90 N.W.2d 489 | Mich. | 1958
VERBEKE
v.
VERBEKE.
Supreme Court of Michigan.
Abram Sapiro and Jack Stattmann, for plaintiff.
Cohen & Cohen, for defendant.
KELLY, J.
January 16, 1956, the Hon. Alton H. Noe, circuit judge of Macomb county, granted plaintiff a decree of divorce and custody, care and control of the 4 minor children of the parties hereto, and ordered defendant to pay to the friend of the court $40 per week ($10 per child) for their support and maintenance.
On September 9, 1957, Judge Noe modified the decree, reducing the $40 per week support payments to $10 per week, and provided "that all arrearages due and owing since the date of entry of the decree be computed at the rate of $2.50 per week for each child and the arrearage due and owing as of August 19, 1957, is hereby determined to be in the amount of $470."
Plaintiff appeals from the order of September 9, 1957, reducing arrearages and modifying the decree as to support for the minor children.

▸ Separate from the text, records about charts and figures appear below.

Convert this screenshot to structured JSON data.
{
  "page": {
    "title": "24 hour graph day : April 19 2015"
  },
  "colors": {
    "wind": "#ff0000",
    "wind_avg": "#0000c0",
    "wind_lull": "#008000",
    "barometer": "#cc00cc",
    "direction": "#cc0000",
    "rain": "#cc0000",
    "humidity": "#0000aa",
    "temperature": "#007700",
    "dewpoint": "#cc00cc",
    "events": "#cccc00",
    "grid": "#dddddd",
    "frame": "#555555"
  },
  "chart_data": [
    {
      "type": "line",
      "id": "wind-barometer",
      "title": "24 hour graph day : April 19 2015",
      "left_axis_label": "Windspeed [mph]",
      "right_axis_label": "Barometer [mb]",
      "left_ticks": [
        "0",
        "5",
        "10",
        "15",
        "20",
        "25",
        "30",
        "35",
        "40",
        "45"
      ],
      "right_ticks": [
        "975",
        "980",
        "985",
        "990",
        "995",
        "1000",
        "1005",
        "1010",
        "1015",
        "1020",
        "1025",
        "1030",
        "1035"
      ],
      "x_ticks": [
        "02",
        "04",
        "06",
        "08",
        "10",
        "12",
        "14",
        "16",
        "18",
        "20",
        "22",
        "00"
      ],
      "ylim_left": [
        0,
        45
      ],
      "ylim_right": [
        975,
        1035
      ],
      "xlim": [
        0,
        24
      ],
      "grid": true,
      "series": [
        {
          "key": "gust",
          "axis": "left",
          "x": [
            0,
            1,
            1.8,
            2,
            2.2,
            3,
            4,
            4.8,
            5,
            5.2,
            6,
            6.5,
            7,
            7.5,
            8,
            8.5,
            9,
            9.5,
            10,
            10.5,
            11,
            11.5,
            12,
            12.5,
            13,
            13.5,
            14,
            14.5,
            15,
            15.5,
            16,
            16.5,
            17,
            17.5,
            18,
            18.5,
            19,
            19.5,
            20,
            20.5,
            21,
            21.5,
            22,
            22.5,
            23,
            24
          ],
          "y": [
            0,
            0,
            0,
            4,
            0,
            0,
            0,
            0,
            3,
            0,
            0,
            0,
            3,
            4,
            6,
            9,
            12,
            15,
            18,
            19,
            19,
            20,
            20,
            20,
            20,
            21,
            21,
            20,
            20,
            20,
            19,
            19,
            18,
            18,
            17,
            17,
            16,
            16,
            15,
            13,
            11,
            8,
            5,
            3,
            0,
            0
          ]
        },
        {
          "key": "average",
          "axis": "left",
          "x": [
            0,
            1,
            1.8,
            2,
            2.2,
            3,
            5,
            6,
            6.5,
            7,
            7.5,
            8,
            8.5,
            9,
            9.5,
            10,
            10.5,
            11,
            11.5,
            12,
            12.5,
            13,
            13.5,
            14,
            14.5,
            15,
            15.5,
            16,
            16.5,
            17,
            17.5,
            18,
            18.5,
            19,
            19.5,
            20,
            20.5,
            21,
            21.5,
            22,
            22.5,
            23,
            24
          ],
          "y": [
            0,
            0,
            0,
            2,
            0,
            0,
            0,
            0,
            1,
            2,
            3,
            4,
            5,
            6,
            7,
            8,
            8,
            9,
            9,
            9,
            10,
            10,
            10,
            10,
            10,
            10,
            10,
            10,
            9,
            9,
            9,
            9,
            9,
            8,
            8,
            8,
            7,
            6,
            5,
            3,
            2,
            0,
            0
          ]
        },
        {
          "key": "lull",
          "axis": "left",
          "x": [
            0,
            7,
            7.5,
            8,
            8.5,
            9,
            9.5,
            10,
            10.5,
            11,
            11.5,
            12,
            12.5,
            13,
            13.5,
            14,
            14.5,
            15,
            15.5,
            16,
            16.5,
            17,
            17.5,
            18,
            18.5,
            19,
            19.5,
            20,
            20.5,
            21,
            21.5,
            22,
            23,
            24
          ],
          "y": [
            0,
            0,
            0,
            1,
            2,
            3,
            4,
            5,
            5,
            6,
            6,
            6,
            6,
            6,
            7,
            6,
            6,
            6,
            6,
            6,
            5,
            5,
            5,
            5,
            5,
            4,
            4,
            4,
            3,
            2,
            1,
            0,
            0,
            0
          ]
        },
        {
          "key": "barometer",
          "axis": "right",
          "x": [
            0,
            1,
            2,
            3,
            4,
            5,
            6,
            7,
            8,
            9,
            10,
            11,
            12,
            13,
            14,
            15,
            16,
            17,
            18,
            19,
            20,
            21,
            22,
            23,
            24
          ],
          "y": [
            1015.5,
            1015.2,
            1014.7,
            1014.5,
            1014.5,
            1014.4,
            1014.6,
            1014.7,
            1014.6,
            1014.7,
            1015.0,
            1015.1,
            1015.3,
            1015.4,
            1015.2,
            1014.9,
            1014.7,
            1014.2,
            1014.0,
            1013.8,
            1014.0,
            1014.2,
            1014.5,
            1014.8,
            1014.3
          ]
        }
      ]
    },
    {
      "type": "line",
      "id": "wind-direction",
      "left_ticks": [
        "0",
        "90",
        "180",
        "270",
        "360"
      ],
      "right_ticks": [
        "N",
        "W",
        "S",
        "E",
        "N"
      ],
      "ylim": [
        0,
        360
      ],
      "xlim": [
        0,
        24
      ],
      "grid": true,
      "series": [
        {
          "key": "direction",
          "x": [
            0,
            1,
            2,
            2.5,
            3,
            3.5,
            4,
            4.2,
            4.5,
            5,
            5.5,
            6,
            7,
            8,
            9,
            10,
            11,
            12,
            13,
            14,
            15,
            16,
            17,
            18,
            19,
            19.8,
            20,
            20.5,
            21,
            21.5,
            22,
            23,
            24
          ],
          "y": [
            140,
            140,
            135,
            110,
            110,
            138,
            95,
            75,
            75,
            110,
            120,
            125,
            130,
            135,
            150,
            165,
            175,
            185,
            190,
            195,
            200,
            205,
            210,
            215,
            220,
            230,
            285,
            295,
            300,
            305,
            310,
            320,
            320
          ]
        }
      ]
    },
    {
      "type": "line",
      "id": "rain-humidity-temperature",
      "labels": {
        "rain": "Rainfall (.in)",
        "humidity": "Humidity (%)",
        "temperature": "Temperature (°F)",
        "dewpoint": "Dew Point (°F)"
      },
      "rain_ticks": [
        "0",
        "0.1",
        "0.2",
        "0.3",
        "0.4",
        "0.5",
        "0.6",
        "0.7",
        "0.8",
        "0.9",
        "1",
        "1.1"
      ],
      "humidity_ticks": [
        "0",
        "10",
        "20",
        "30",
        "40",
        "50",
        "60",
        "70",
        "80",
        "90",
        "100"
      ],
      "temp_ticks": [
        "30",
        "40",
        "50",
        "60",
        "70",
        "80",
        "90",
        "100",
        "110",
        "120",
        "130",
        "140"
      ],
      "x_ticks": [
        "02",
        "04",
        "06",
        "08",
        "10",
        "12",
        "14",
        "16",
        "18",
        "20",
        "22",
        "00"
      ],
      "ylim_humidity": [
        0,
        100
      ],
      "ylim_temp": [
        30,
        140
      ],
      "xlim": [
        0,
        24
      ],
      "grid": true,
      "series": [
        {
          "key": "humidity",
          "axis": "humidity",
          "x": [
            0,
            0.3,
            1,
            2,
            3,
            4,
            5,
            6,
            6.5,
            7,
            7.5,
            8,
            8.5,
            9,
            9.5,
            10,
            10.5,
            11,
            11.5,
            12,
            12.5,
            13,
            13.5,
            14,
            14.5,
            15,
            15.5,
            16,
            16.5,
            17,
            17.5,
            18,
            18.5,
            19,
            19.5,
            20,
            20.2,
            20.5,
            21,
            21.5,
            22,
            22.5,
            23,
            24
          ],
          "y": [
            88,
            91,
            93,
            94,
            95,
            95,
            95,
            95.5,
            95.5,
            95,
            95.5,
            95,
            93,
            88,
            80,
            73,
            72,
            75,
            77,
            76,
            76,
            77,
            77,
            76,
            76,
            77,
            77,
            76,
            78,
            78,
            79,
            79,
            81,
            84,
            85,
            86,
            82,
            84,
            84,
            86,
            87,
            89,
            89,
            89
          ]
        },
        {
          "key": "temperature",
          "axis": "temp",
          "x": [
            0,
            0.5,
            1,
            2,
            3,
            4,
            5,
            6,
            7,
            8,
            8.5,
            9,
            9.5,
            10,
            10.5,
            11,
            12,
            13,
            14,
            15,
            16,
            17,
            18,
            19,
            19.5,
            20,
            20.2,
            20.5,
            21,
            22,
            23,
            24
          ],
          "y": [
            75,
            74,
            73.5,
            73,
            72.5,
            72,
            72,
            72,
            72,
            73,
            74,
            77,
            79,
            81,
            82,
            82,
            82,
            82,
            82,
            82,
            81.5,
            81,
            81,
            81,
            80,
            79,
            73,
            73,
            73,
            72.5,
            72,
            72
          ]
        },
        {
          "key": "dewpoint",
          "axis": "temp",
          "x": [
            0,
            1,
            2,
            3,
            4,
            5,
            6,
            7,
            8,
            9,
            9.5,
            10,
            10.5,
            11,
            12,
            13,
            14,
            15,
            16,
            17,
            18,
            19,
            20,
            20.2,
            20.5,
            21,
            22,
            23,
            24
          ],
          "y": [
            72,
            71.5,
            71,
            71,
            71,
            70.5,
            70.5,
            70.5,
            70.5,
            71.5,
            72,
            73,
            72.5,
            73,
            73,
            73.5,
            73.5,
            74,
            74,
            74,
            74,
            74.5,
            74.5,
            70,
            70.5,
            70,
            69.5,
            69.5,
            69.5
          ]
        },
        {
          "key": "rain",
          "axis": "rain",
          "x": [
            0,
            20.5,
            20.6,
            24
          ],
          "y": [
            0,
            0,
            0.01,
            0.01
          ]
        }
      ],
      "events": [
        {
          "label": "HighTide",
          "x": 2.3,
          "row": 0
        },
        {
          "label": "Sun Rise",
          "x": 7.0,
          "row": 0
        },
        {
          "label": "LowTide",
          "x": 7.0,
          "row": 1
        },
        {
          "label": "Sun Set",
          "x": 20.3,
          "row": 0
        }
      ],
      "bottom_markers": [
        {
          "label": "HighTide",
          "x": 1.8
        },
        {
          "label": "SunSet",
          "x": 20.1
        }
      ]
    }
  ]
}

Defendant failed to make any support payments and in June, 1956, when he was $800 in arrears, plaintiff filed her petition praying for an order to show cause why he should not be punished for contempt.
*634 An order to show cause was issued, and on August 10, 1956, defendant filed his "petition to cancel arrearages, and suspend temporary alimony and payments." In his petition, after alleging that the decree of divorce was entered in January, 1956, defendant stated:
"That thereafter, on the 27th day of February, 1956, plaintiff herein took said children to the country of Germany, after announcing to defendant her intention of never returning to the United States or allowing him to see the children again. * * *
"That he has also been informed that said children are being well taken care of and supported by the family of plaintiff who are well to do and earning large sums of money. * * *
"That while defendant is aware of his obligation to support his children, he feels that he should not be ordered to do so, so long as said children are permanently removed beyond the jurisdiction of the courts of the United States."
August 19, 1957, plaintiff answered defendant's petition, admitting that "she took the children to Germany with the knowledge and consent of the defendant," and stating that before the divorce was granted she informed the conciliator of the Macomb county circuit court that she intended to take the children to Germany if the decree were granted and she was given custody of the children, and the conciliator made known this fact to the court in his report. The record sustains plaintiff in this regard, and shows that on January 3, 1956, the conciliator's report to the court was filed, recommending that plaintiff be given custody of the children and that the defendant should pay $14 per child per week, or a total of $56 per week for their care and support. The report contains the further statement:
"Plaintiff, Henny Verbeke, intends to live in Europe with the children if and when the circuit *635 court grants a decree of divorce to the parties herein."
Defendant's petition of August 10, 1956, to cancel arrearages and modify decree was referred to the conciliator, who filed his report to the court on August 29, 1956, stating:
"It is the recommendation of this office that the defendant's petition to cancel arrearages, and suspend temporary alimony and support payments be denied."
No testimony was taken by the court before entering the order of modification. Defendant did not contend that his financial condition had changed, but called attention to the fact that plaintiff could purchase more per dollar in Europe than she could purchase per dollar in the United States. This fact did not justify the court's order of modification.
Justice WIEST in Tuthill v. Tuthill, 259 Mich. 272, 274, stated:
"The petition did not state any ground for modification of the award in the decree. No new facts or change of circumstances, arising after the decree, were alleged. This was fatal upon the question of modification." (Citing cases.)
In Slater v. Slater, 327 Mich. 569, 571, 572, this Court said:
"The trial court may not modify a divorce decree with reference to weekly payments for child support except on a showing of change of circumstances which justifies such modification. * * * The fact that defendant is earning $21 per week does not inure to plaintiff's benefit as a change of circumstances diminishing his obligation to support his children. Renn v. Renn, 318 Mich. 230.
"`No new facts or change in condition of the parties arising since the decree to justify its modification are shown. It is well settled that in the absence *636 of such showing the decree may not be so modified. Smith v. Smith, 139 Mich. 133; Quinn v. Quinn, 226 Mich. 239. * * * It is also settled that this proceeding is "not a rehearing of the original case, or a review of the equities of the original decree." Sherman v. Kent, 223 Mich. 200.' Gould v. Gould, 226 Mich. 340."
There was no showing of new facts or change in condition and the order modifying the decree is set aside and vacated and the case remanded to the Macomb circuit court to carry forward the provisions of the decree, both in regard to arrearages and future payments to be made under said decree. Costs to appellant.
DETHMERS, C.J., and CARR, SMITH, BLACK, EDWARDS, VOELKER, and KAVANAGH, JJ., concurred.